Rethinking Green
I recently listened to an audio podcast of Stewart Brand discussing world trends and the environment:
- 5 out of 6 of us live in the developing world.
- The dominant demographic event of the century is screamingly rapid urbanization.
- Urban living promotes an informal economy, which is invisible to authorities, and huge.
- Mumbai is half slums and one-sixth of the gross domestic product of all of India.
- The big event of the next 30 years will be young people in the new cities in the world south. Old people in old cities in the global north.
- Cities are greener than suburbia and way greener than subsistence farming.

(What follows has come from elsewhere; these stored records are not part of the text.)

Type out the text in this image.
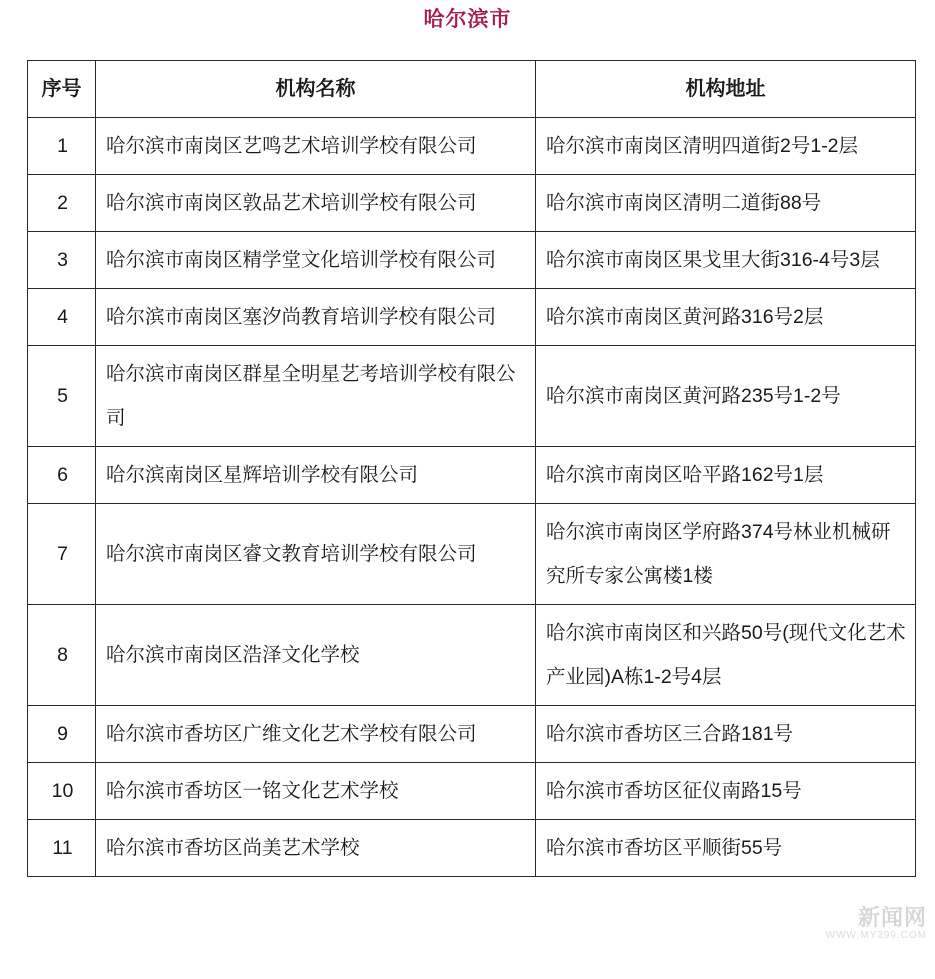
哈尔滨市
序号	机构名称	机构地址
1	哈尔滨市南岗区艺鸣艺术培训学校有限公司	哈尔滨市南岗区清明四道街2号1-2层
2	哈尔滨市南岗区敦品艺术培训学校有限公司	哈尔滨市南岗区清明二道街88号
3	哈尔滨市南岗区精学堂文化培训学校有限公司	哈尔滨市南岗区果戈里大街316-4号3层
4	哈尔滨市南岗区塞汐尚教育培训学校有限公司	哈尔滨市南岗区黄河路316号2层
5	哈尔滨市南岗区群星全明星艺考培训学校有限公司	哈尔滨市南岗区黄河路235号1-2号
6	哈尔滨南岗区星辉培训学校有限公司	哈尔滨市南岗区哈平路162号1层
7	哈尔滨市南岗区睿文教育培训学校有限公司	哈尔滨市南岗区学府路374号林业机械研究所专家公寓楼1楼
8	哈尔滨市南岗区浩泽文化学校	哈尔滨市南岗区和兴路50号(现代文化艺术产业园)A栋1-2号4层
9	哈尔滨市香坊区广维文化艺术学校有限公司	哈尔滨市香坊区三合路181号
10	哈尔滨市香坊区一铭文化艺术学校	哈尔滨市香坊区征仪南路15号
11	哈尔滨市香坊区尚美艺术学校	哈尔滨市香坊区平顺街55号
新闻网
WWW.MY399.COM
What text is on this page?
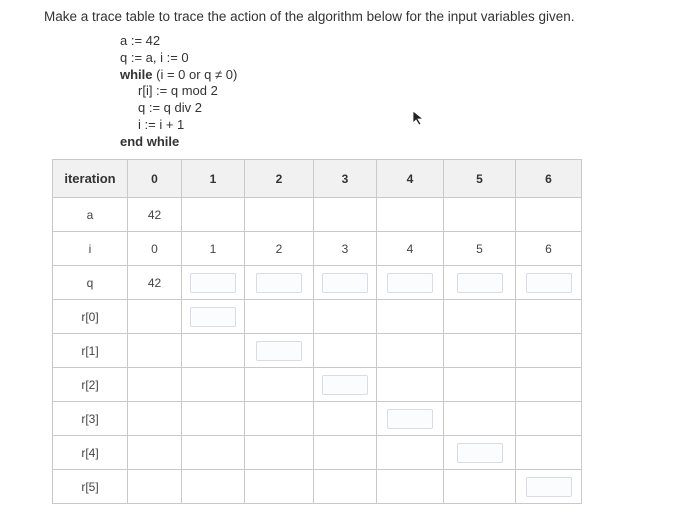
Make a trace table to trace the action of the algorithm below for the input variables given.
a := 42
q := a, i := 0
while (i = 0 or q ≠ 0)
r[i] := q mod 2
q := q div 2
i := i + 1
end while
iteration	0	1	2	3	4	5	6
a	42						
i	0	1	2	3	4	5	6
q	42						
r[0]							
r[1]							
r[2]							
r[3]							
r[4]							
r[5]							
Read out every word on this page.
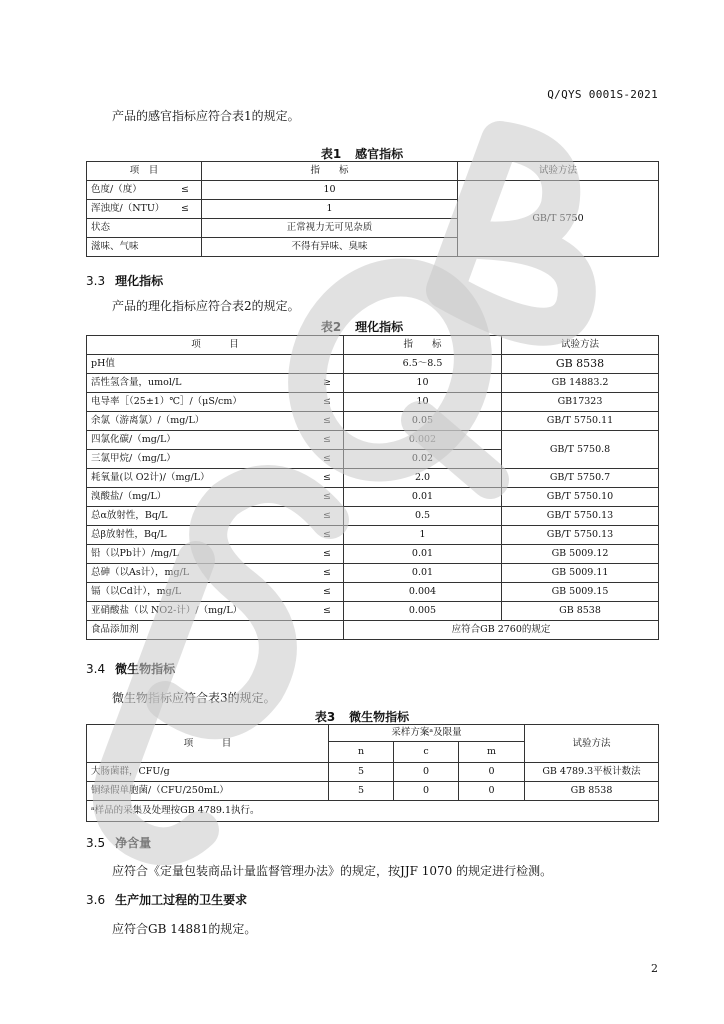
Q/QYS 0001S-2021
产品的感官指标应符合表1的规定。
表1 感官指标
项　目	指　　标	试验方法
色度/（度） ≤	10	GB/T 5750
浑浊度/（NTU） ≤	1	
状态	正常视力无可见杂质	
滋味、气味	不得有异味、臭味	
3.3 理化指标
产品的理化指标应符合表2的规定。
表2 理化指标
项　　　目	指　　标	试验方法
pH值	6.5～8.5	GB 8538
活性氢含量，umol/L ≥	10	GB 14883.2
电导率［（25±1）℃］/（μS/cm） ≤	10	GB17323
余氯（游离氯）/（mg/L） ≤	0.05	GB/T 5750.11
四氯化碳/（mg/L） ≤	0.002	GB/T 5750.8
三氯甲烷/（mg/L） ≤	0.02	
耗氧量(以 O2计)/（mg/L） ≤	2.0	GB/T 5750.7
溴酸盐/（mg/L） ≤	0.01	GB/T 5750.10
总α放射性，Bq/L ≤	0.5	GB/T 5750.13
总β放射性，Bq/L ≤	1	GB/T 5750.13
铅（以Pb计）/mg/L ≤	0.01	GB 5009.12
总砷（以As计），mg/L ≤	0.01	GB 5009.11
镉（以Cd计），mg/L ≤	0.004	GB 5009.15
亚硝酸盐（以 NO2-计）/（mg/L） ≤	0.005	GB 8538
食品添加剂	应符合GB 2760的规定	
3.4 微生物指标
微生物指标应符合表3的规定。
表3 微生物指标
项　　　目	采样方案ᵃ及限量			试验方法
	n	c	m	
大肠菌群，CFU/g	5	0	0	GB 4789.3平板计数法
铜绿假单胞菌/（CFU/250mL）	5	0	0	GB 8538
ᵃ样品的采集及处理按GB 4789.1执行。				
3.5 净含量
应符合《定量包装商品计量监督管理办法》的规定，按JJF 1070 的规定进行检测。
3.6 生产加工过程的卫生要求
应符合GB 14881的规定。
2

- Wealth is coming to the developing world and that requires more energy.
- Coal power is the biggest contributor to climate change.
- Drought is the great civilization killer. Darfur, Australia, and soon the river basins of the Himalayas (where most of the developing world lives).
- The only carbon-free substitutes for coal are nuclear and hydro. Hydro around most of the world has already maxed out.
- Russian warheads are being recycled in nuclear power generating stations around the world. Half of the US nuclear energy comes from these Russian warheads.
- Nuclear waste is tiny compared to coal. The political decision to keep it away from humans for 10,000 years has only led to waste and delay. Protect it for 100 years, when we will probably want it as a resource.
- Coal must be made expensive.
- Micro reactors are cheap and easy to scale. Russia is already building them for Arctic outposts, now that the ice melt has opened the NW Passage shipping lanes.
- Genetically-engineered foods are no different from natural selection taking place in the wild.
- European environmentalists went to enormous lengths to terrify the leaders of African nations that GM foods were poison. People starved for two decades until those leaders wised up.
- There is no good reason for genetically engineered food crops to be controversial.
- Synthetic biology is taking off rapidly.
- Natural ecosystem engineering is happening all over the world. Planned geoengineering will happen soon, as countries respond to climate change. We need debate and governance now, before it happens.
Some of you may remember that Stewart Brand was the one who came out with the Whole Earth Catalog in the 1970s. With its picture of the Big Blue Marble on the cover, this was a wake up call for the environmental movement in America and around the world. I just placed a request with my local library for his new book, Whole Earth Discipline, when it comes in.
Stewart has many friends who hold the opposite view on several of his opinions. So how do they stay friends? He said it is the difference between the fox and the hedgehog. A hedgehog is focused on one objective. It rules his life. The fox is open to new ideas and approaches. He usually wins. Stewart says he is constantly asking his friends to change his mind. Continuous learning is the key to his friendships.